Can not inherit from parent because ‘int’ needs special treatment

status()

static supported()

Check for support in current system setup. Return True if the system has package installed or supports solver, else returns False.

Returns:

Solver support by current system setup.

Return type:

[bool]

supported_global_constraints: frozenset[str] = frozenset({'abs', 'alldifferent', 'circuit', 'count', 'div', 'element', 'inverse', 'max', 'min', 'mod', 'mul', 'negative_table', 'nvalue', 'pow', 'table', 'xor'})

supported_reified_global_constraints: frozenset[str] = frozenset({})

transform(cpm_expr: Expression | bool | bool | Sequence[Expression | bool | bool | Sequence[NestedBoolExprLike] | ndarray] | ndarray) → list[Expression]

Transform arbitrary CPMpy expressions to constraints the solver supports

Implemented through chaining multiple solver-independent transformation functions from the cpmpy/transformations/ directory.

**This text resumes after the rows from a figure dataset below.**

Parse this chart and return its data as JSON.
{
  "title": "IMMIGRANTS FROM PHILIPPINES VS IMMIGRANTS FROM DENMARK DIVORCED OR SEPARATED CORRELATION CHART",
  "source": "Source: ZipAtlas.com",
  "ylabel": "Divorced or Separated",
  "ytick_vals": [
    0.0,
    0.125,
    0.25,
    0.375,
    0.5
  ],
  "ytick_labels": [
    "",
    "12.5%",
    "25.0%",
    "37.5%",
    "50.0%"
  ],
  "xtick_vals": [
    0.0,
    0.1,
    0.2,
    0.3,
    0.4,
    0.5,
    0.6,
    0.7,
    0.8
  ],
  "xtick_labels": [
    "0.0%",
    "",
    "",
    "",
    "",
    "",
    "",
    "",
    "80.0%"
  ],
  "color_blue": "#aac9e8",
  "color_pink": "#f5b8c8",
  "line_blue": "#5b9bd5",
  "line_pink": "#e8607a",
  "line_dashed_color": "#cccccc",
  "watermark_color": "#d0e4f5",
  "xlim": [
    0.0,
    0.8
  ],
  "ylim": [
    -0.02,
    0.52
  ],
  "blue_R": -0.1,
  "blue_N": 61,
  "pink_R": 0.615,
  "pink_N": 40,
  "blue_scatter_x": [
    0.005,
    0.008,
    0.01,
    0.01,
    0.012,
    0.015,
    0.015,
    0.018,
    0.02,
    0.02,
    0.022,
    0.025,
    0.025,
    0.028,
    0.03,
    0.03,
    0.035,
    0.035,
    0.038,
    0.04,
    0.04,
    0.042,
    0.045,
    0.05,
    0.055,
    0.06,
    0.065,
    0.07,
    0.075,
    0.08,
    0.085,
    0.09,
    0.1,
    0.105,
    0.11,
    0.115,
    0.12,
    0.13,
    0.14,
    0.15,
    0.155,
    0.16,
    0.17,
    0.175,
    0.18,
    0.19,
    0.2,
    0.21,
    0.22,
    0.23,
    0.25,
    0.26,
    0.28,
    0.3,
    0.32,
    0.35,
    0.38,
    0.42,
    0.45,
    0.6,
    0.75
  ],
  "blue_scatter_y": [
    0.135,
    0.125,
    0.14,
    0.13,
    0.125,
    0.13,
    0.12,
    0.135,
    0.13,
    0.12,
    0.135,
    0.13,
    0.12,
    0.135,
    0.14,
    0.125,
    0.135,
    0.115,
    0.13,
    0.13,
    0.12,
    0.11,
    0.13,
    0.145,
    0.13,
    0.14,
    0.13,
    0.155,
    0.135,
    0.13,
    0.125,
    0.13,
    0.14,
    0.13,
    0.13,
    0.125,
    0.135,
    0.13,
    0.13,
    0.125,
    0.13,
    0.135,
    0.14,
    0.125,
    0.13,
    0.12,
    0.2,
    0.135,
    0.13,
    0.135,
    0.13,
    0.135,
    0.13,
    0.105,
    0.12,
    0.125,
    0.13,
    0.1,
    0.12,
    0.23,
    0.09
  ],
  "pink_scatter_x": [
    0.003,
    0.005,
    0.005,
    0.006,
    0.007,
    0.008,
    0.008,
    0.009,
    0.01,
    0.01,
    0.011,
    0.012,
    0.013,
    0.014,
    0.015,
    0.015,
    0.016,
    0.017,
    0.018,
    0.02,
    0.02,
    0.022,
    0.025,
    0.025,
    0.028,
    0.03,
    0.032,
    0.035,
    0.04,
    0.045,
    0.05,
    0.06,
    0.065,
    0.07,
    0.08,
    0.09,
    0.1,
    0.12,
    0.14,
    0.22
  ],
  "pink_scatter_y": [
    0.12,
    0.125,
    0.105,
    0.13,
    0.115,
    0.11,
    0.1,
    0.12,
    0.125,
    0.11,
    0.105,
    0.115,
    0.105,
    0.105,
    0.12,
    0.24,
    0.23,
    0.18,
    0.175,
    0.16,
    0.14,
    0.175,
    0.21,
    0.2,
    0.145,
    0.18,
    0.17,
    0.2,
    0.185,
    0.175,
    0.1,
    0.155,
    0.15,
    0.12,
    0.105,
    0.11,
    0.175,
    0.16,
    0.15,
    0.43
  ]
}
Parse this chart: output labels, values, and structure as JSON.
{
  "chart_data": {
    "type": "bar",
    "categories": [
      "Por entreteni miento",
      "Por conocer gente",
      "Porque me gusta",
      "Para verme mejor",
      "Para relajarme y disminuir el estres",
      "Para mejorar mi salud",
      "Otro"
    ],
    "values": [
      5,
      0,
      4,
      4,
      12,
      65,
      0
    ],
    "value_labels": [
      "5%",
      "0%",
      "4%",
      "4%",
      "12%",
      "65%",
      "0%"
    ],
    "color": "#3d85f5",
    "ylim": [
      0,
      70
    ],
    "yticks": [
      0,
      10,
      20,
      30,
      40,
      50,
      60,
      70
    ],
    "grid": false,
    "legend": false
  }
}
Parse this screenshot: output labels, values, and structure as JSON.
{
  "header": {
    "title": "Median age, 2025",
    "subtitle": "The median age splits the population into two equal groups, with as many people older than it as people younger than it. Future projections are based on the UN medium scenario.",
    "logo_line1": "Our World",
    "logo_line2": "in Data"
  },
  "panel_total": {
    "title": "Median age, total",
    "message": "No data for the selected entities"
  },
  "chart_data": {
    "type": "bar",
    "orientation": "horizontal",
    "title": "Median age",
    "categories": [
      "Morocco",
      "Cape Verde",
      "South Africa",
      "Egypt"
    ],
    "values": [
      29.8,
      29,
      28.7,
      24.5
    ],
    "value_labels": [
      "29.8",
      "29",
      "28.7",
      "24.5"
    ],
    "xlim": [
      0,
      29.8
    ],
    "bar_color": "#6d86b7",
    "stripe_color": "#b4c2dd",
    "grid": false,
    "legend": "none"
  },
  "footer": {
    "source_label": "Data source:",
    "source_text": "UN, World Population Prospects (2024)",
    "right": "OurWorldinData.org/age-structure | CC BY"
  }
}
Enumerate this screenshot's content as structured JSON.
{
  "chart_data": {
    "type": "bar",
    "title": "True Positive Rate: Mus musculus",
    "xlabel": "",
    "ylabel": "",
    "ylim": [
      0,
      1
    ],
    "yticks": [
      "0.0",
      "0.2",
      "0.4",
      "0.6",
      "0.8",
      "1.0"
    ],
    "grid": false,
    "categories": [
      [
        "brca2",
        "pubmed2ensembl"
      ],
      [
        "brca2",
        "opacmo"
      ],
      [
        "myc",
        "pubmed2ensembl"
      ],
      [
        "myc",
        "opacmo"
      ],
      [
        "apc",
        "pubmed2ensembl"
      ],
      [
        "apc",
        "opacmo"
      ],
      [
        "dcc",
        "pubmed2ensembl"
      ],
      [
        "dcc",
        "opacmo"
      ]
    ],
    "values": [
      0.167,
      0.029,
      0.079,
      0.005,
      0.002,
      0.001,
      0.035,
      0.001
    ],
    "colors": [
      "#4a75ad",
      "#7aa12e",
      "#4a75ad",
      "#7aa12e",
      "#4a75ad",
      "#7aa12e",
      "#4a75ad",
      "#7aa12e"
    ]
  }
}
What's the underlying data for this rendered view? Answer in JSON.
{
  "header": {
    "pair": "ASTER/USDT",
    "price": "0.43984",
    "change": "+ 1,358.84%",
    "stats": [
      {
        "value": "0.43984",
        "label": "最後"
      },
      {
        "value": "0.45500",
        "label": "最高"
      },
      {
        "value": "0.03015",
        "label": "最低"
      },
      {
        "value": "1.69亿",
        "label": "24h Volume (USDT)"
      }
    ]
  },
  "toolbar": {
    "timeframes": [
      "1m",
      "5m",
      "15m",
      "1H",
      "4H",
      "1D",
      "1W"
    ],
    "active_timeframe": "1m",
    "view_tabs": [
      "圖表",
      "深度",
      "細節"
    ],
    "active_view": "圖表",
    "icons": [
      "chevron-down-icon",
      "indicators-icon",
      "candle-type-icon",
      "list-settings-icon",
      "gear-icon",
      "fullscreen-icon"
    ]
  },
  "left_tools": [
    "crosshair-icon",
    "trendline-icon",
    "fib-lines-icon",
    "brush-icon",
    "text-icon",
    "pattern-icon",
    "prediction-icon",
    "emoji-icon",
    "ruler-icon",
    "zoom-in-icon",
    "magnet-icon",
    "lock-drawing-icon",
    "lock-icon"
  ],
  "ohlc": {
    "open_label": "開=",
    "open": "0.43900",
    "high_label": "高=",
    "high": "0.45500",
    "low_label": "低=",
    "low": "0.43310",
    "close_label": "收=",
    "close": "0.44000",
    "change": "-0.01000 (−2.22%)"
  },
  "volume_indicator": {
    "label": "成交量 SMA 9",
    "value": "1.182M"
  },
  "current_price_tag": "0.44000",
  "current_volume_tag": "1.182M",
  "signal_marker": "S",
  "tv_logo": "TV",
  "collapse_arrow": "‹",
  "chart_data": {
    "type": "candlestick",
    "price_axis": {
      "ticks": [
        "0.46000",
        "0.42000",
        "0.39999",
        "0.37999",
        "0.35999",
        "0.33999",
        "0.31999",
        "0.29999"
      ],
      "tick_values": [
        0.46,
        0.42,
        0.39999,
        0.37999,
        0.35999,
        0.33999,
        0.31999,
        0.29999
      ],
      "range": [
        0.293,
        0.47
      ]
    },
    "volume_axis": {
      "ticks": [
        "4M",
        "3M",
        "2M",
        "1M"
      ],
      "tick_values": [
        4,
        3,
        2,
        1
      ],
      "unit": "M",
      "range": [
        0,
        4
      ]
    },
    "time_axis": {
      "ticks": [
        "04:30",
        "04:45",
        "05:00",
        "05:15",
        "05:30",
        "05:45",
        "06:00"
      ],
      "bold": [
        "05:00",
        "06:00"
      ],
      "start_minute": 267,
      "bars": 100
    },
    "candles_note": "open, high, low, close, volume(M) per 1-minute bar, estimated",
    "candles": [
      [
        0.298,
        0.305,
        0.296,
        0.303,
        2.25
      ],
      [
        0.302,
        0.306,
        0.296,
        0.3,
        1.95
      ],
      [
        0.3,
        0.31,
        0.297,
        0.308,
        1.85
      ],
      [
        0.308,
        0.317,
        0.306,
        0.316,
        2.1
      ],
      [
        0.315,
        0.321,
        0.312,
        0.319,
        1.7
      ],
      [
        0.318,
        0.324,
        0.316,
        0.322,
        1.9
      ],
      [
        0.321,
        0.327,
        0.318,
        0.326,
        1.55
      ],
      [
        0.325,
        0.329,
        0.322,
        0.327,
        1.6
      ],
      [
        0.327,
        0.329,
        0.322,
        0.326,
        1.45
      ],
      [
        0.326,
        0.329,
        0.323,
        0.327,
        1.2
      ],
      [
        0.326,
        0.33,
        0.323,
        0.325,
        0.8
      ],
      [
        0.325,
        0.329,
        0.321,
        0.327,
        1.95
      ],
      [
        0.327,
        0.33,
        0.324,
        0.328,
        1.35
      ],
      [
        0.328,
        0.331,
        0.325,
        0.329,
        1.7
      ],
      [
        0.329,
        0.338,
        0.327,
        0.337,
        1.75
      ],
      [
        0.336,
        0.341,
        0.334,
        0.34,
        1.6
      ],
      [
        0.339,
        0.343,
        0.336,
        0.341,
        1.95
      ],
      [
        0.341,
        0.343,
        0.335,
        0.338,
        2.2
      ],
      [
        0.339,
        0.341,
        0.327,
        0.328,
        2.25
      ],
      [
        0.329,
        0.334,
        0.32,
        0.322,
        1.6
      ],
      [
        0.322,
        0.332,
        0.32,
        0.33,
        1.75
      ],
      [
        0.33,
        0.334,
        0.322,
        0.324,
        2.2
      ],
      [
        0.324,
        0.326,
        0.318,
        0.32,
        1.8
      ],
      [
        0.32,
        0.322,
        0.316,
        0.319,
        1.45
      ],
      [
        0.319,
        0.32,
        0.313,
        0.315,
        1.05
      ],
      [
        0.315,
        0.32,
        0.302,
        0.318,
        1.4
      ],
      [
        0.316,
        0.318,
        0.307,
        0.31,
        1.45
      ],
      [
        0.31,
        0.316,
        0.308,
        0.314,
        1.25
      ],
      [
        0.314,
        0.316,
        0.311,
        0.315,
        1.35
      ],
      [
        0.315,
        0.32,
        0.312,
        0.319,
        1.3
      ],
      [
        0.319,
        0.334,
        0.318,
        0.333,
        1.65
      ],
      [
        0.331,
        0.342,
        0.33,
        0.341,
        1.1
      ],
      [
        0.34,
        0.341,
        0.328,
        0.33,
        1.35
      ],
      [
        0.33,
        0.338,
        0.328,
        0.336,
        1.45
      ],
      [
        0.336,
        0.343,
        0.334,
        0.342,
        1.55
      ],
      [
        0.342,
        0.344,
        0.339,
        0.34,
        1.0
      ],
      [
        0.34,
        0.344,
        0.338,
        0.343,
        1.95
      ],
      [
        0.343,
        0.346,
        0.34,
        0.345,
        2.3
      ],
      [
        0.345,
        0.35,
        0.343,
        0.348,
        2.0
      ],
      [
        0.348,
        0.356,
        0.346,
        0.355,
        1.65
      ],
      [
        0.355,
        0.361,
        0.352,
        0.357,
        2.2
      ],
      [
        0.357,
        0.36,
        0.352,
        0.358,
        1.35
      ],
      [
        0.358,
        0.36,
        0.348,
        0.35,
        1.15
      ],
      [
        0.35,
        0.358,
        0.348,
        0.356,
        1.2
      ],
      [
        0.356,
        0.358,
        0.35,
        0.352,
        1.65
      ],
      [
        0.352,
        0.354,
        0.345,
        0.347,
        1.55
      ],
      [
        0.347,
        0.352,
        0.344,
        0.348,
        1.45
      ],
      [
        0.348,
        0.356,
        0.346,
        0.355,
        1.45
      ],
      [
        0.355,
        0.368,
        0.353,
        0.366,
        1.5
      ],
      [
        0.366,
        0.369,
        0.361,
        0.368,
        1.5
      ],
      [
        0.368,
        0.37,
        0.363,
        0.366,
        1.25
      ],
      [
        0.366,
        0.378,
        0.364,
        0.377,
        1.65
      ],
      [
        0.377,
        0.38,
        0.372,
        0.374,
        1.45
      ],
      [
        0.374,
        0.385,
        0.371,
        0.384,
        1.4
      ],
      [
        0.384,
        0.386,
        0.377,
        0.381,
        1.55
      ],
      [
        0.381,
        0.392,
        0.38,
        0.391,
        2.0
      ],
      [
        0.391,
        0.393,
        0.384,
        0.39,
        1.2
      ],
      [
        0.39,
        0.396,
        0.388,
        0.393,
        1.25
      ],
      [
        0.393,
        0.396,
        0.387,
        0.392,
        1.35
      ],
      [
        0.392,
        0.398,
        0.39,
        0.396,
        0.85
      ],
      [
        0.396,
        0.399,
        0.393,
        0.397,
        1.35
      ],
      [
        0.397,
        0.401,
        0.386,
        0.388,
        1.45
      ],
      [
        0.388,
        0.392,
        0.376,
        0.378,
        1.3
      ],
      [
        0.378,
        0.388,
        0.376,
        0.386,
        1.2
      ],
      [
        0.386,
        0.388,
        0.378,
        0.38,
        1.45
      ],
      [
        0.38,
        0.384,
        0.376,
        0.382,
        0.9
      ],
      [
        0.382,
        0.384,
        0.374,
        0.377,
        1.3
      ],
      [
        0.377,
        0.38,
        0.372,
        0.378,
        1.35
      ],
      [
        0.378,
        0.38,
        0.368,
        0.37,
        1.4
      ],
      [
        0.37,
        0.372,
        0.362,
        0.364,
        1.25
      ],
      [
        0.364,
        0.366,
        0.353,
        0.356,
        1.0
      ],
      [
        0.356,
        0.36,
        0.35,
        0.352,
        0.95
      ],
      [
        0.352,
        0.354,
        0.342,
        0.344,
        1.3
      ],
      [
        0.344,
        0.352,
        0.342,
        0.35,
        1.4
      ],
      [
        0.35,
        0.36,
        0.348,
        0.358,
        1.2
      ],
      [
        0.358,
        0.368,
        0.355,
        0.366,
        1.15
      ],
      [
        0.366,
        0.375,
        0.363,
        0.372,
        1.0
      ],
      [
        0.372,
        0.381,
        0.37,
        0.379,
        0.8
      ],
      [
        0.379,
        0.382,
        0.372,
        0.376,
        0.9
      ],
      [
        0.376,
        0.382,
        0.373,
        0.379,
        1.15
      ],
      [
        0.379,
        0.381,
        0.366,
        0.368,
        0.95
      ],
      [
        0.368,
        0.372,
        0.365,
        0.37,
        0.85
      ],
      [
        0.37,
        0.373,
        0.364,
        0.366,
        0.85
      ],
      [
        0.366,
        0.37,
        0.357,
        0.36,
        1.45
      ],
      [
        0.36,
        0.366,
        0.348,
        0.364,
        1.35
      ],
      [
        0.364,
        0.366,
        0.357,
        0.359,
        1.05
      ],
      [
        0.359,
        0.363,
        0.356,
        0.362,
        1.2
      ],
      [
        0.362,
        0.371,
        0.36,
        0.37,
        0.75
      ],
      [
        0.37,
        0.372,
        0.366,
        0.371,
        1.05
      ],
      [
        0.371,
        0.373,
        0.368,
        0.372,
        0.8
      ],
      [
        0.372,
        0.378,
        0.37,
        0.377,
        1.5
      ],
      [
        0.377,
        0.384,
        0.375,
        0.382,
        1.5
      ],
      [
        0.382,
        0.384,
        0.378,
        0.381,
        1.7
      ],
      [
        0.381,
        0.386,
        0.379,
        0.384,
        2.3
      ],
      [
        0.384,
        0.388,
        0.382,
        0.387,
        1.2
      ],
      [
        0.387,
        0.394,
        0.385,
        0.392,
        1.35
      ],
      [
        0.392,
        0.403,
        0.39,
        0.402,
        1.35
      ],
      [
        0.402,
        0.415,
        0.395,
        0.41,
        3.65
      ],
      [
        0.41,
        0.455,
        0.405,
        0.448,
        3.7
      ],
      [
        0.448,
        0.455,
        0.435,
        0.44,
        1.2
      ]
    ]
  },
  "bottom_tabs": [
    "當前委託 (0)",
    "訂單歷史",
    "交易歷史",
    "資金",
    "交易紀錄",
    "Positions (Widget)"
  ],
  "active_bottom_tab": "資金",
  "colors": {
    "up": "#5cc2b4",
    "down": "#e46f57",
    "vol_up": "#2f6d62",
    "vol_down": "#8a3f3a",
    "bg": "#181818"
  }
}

See the Adding a new solver docs on readthedocs for more information.

Parameters:

cpm_expr (NestedBoolExprLike) – CPMpy expression, or list thereof

Returns:

transformed constraints

Return type:

list[Expression]

verify(name=None, location='.', time_limit=None, display_output=False, veripb_args=[])

Verify a solver-produced proof using VeriPB.

Requires that the ‘veripb’ tool is installed and on system path. See https://gitlab.com/MIAOresearch/software/VeriPB#installation for installation instructions.

Parameters:

• name (-) – name for the the proof files (default to self.proof_name)

• location (-) – location for the proof files (default to current working directory).

• time_limit (-) – time limit for verification (ignored if verify=False)

• veripb_args (-) – list of command line arguments to pass to veripb e.g. --trace --useColor (run veripb --help for a full list)

• display_output (-) – whether to print the output from VeriPB

static version() → str | None

Returns the installed version of the solver’s Python API.